The first Saturday in May did not mean much to me prior to my time in Kentucky. Now, I can’t imagine letting the day pass without observing the traditions I picked up in the Bluegrass. We have loved sharing the pomp and circumstance with our new friends in North Carolina and now Boston. We look forward to a yearly tradition.
The first, and arguably most important, consideration when planning a derby party is the mint julep. I have used this recipe for the “Perfect Mint Julep.” This is a recipe that must be started the night before the party to allow the flavors to marry. In general, I use Maker’s Mark for the Julep’s as its a bit less expensive, but still good quality. The day of the party, all you have to do is pour the pre-made juleps over ice and add a sprig of mint and a straw!
We also like to have an assortment of bourbons for guests to try. These were arranged on our dining table beside our mint julep garnishes. I was excited to find a use for my grandmother’s crystal sugar bowl and creamer (nuts and mint, pictured below), since we don’t drink coffee.
The drinks were kept on our dining table (behind the couch, pictured below) and the food was arranged on our coffee table. The Derby is also called “The Run for the Roses,” so red roses in julep cups were used to decorate the table.
Our food spread was also traditionally Southern. The menu consisted of NPR-sactioned pimento cheese on sandwiches and cucumber slices and Kentucky hot-brown bites. Hot Browns are a traditional Kentucky sandwich (open face turkey with bacon, tomatoes, and mornay sauce) that originated at the Brown Hotel in Louisville. Fun fact: the fictional Daisy and Tom Buchanan (of the Great Gatsby) were married at the Brown Hotel. The linked recipe used crescent rolls baked in my mini-muffin tin and was (in my opinion) SOOO delicious! For dessert, we my mother-in law’s bourbon balls. Here’s the recipe:
Ingredients: 1 cup chopped walnuts, 5 tablespoons Bourbon, 1/2 cup of soft butter, 16oz confectioner’s sugar, and 18oz semi-sweet chocolate (I use Ghiradelli)
Steps: Mix butter, sugar, nuts, and bourbon. Roll into small balls and refrigerate overnight on a baking sheet lined with wax paper.
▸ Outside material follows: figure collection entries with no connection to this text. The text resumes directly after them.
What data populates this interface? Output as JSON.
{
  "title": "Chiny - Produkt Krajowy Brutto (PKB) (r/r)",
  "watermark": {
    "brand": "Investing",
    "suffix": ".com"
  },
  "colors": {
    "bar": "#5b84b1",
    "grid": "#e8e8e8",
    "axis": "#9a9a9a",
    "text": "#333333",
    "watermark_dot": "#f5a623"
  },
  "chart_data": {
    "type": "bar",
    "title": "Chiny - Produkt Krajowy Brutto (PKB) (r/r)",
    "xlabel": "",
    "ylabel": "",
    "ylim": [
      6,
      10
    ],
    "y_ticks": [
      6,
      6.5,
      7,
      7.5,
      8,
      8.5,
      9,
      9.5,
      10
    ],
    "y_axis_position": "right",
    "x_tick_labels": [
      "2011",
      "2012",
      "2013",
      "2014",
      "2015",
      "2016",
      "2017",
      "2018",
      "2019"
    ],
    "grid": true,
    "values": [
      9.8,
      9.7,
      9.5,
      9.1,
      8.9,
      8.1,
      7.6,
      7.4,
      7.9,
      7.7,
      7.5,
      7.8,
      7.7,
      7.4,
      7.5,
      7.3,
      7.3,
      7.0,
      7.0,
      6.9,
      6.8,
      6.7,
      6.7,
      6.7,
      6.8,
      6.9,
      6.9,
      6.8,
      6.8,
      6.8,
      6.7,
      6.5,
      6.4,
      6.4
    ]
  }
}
The next day, melt chocolate in a double-boiler and dip the balls. Allow the balls to sit in the fridge until the chocolate hardens.
The party itself was really fun! We were nervous about inviting too many people into our small apartment, but overall it went smoothly. I recommend betting as a means to get people that don’t particularly care about horse racing to get into the action. Betting can be confusing, so we minimize this by having guests pick their horses our of a hat ($1 per horse). The person with the winning horse takes the pot!
4 thoughts on “Kentucky Derby Party”
This is fantastic! I plan to host a Derby party next year and I will coming back to look at your recipes and decorations. Roses in julep cups are such a cute idea!
Thank you, Stephanie! These parties have been well-received outside of Kentucky!
It all looks so delicious! Your derby party in NC was a lot of fun. Wish you were here to keep up the tradition.